AMHERST — University Drive has become the focus for a housing overlay district aimed at encouraging construction of new apartment buildings and mixed-use developments that could potentially provide hundreds of new beds.

During Wednesday’s monthly meeting focused on addressing the town’s housing crisis, the Planning Board was presented a plan for rezoning the west side of the street between Route 9 to the south and Amity Street to the north.

Senior Planner Nate Malloy said what is being considered is allowing large-scale apartment complexes, with more than the current cap of 24 units, and only limited by site constraints of parking and wetlands, accompanied by up to four-story mixed-use buildings that would have limited commercial space.

“What staff is thinking with the overlay is mixed use on the corners (of the roads) and infill with apartments,” Malloy said, explaining that the mixed-use buildings would be required at the intersection of University Drive and Amity Street. Various design standards and guidelines would also be mandated.

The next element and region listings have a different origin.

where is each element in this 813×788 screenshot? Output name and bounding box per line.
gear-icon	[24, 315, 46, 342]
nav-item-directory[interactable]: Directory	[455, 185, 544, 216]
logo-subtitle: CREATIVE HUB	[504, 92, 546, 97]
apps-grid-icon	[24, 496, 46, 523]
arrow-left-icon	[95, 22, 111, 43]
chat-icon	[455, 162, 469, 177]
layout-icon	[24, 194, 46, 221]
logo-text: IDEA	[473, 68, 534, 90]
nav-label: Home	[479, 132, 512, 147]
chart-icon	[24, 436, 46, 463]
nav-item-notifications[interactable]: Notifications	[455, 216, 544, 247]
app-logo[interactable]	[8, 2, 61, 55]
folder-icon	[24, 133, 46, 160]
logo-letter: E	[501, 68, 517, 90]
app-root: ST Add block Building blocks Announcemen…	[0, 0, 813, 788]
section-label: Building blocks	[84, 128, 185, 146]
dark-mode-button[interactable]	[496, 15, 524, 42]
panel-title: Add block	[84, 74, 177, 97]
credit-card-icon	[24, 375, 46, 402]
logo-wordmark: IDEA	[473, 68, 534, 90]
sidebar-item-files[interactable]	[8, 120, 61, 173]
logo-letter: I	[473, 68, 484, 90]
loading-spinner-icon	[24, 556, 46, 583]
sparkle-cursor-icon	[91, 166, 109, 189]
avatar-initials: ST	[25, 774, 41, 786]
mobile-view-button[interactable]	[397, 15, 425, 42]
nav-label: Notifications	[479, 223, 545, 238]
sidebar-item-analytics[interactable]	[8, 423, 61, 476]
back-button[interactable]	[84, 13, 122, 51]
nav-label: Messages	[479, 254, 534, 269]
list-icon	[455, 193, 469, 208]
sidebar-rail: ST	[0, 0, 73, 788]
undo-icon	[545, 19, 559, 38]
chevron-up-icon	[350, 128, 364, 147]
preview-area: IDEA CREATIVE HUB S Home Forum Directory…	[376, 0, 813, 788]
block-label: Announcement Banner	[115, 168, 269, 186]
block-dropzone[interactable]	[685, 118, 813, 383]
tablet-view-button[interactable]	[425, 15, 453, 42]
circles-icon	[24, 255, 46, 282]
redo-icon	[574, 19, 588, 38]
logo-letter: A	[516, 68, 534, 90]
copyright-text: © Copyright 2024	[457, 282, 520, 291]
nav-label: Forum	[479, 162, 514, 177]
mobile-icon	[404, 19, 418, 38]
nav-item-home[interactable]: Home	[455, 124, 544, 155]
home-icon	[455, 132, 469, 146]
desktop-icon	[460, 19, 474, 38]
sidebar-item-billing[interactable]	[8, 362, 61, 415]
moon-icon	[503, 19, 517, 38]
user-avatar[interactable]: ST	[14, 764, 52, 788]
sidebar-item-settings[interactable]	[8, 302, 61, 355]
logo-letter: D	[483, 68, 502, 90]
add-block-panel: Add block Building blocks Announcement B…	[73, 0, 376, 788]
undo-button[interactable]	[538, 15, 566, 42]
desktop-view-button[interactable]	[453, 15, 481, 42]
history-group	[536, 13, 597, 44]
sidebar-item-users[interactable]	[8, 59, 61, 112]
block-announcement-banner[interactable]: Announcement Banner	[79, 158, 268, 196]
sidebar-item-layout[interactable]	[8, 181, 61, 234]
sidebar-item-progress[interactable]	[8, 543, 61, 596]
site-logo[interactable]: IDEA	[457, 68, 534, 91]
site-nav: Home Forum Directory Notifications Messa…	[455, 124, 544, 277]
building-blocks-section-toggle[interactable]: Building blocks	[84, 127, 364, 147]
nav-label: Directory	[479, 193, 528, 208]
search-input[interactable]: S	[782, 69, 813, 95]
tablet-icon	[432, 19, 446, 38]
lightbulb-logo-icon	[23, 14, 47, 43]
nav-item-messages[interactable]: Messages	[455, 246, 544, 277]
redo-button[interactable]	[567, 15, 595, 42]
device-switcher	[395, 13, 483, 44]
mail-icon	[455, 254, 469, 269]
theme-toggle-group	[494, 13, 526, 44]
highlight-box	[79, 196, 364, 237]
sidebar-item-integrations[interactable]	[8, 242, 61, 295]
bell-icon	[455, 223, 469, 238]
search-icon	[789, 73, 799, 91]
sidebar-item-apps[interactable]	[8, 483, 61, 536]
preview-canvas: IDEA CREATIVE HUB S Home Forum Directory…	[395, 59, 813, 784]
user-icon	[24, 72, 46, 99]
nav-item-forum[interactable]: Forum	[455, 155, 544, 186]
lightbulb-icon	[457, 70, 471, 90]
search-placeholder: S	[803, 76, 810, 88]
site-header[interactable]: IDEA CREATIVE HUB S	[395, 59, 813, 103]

Right now, Malloy said zoning doesn’t allow for much along the road, which has commercial strip-type development with restaurants and other commercial uses.

Under the plan, more curb cuts would be allowed, as the access road that runs along the west side would be removed, replaced with a wider pedestrian path.

The discussion of the overlay district came after a presentation by University of Massachusetts officials of statistics showing the on-campus housing available to students, as well as estimates for how many students are living off campus in Amherst. This information was provided, in part, as a response to the continued pressures on the town’s housing stock and finding a viable way to increase the number of beds.

Members of the board seemed intrigued by the zoning proposal, which if formalized would have to be brought to the Town Council at some point for review.

“This is so exciting. I like your ideas,” said member Karin Winter, noting that projects could create a bicycle-friendly corridor to the university.

Winter said the town needs to work with UMass to save the town, informing Tony Maroulis, the university’s executive director of community and strategic initiatives, and Nancy Buffone, associate vice chancellor of university relations, of her own experience living near downtown.

“One house after another is sort of turning into a rental. The more that happens, the more it’s going to escalate,” Winter said.

Maroulis presented statistics showing that UMass had 19,226 undergraduates with 11,000 beds in 1982 and currently has 22,813 undergraduates with about 14,000 living on campus.

“There’s always been that gap,” Maroulis said.

“That’s a huge pool of undergraduates who are looking for houses,” Winter said.

UMass had a 24,939 in-person enrollment in 1982 and, while over 30,000 now, 4,523 are online-only students. But UMass has seen a 3,500 net gain in beds over the past 17 years, which Maroulis said mirrors enrollment growth over that time.

Campus housing production, though, was quite slow until 2006, Maroulis said, when North Apartments on Eastman Lane opened, followed by the Commonwealth Honors College in 2012. Since then, he said, UMass has used “above design capacity” strategies that have turned dormitory lounges into rooms and converted double rooms into triples. This has got UMass to the 14,000 beds, with the latest 624 beds at the Fieldstone project, built through a public-private partnership, that opened this fall on Massachusetts Avenue.

“Even by adding those units, we’re still not able to take offline many of the older units that need rehabilitation,” Maroulis said.

When counting graduate students and families, about 15,000 students live on campus. UMass houses 63% to 65% of all students, including all freshmen and more than 80% of sophomores, which is in line with other similar universities. “State institutions generally don’t house all of their students,” Maroulis said.

Since the pandemic, more students have sought campus housing. “In general, there is more demand for on-campus housing,” Maroulis said. “It doesn’t mean we’re not meeting it, we’re just hearing from more students who want it.”

Other statistics show that of the 7,251 off campus undergraduates living in the immediate neighboring towns, 6,262 have Amherst addresses.

Unlike in the past, students have been seeking to live closer to campus, and even with the new mixed-use buildings going up in downtown Amherst over the past decade, beginning with Boltwood Place, that has not necessarily stemmed the tide of single-family homes being turned into student rentals.

This shows that Amherst is absorbing more off-campus students, pointing out that just 550 undergraduates and 550 graduate students live in Sunderland, the neighboring town that has many apartment complexes. “That is staggering considering the inventory there,” Maroulis said.

“It’s a proximity issue that in some ways has cost Sunderland that student rental,” Maroulis said.

If any new dorms or housing are being planned on campus, Maroulis said he is not yet making that public. “At this time I have nothing firm I can talk about,” Maroulis said.

At a Planning Board meeting last month, Lily Bruce, the UMass secretary of external affairs for the Student Government Association, cautioned against other zoning proposals being considered, including restrictions on where students might be able to live.

“Students don’t move off campus because it’s cheaper, we move off campus because the university doesn’t guarantee housing off campus past our first year of being on campus,” Bruce said.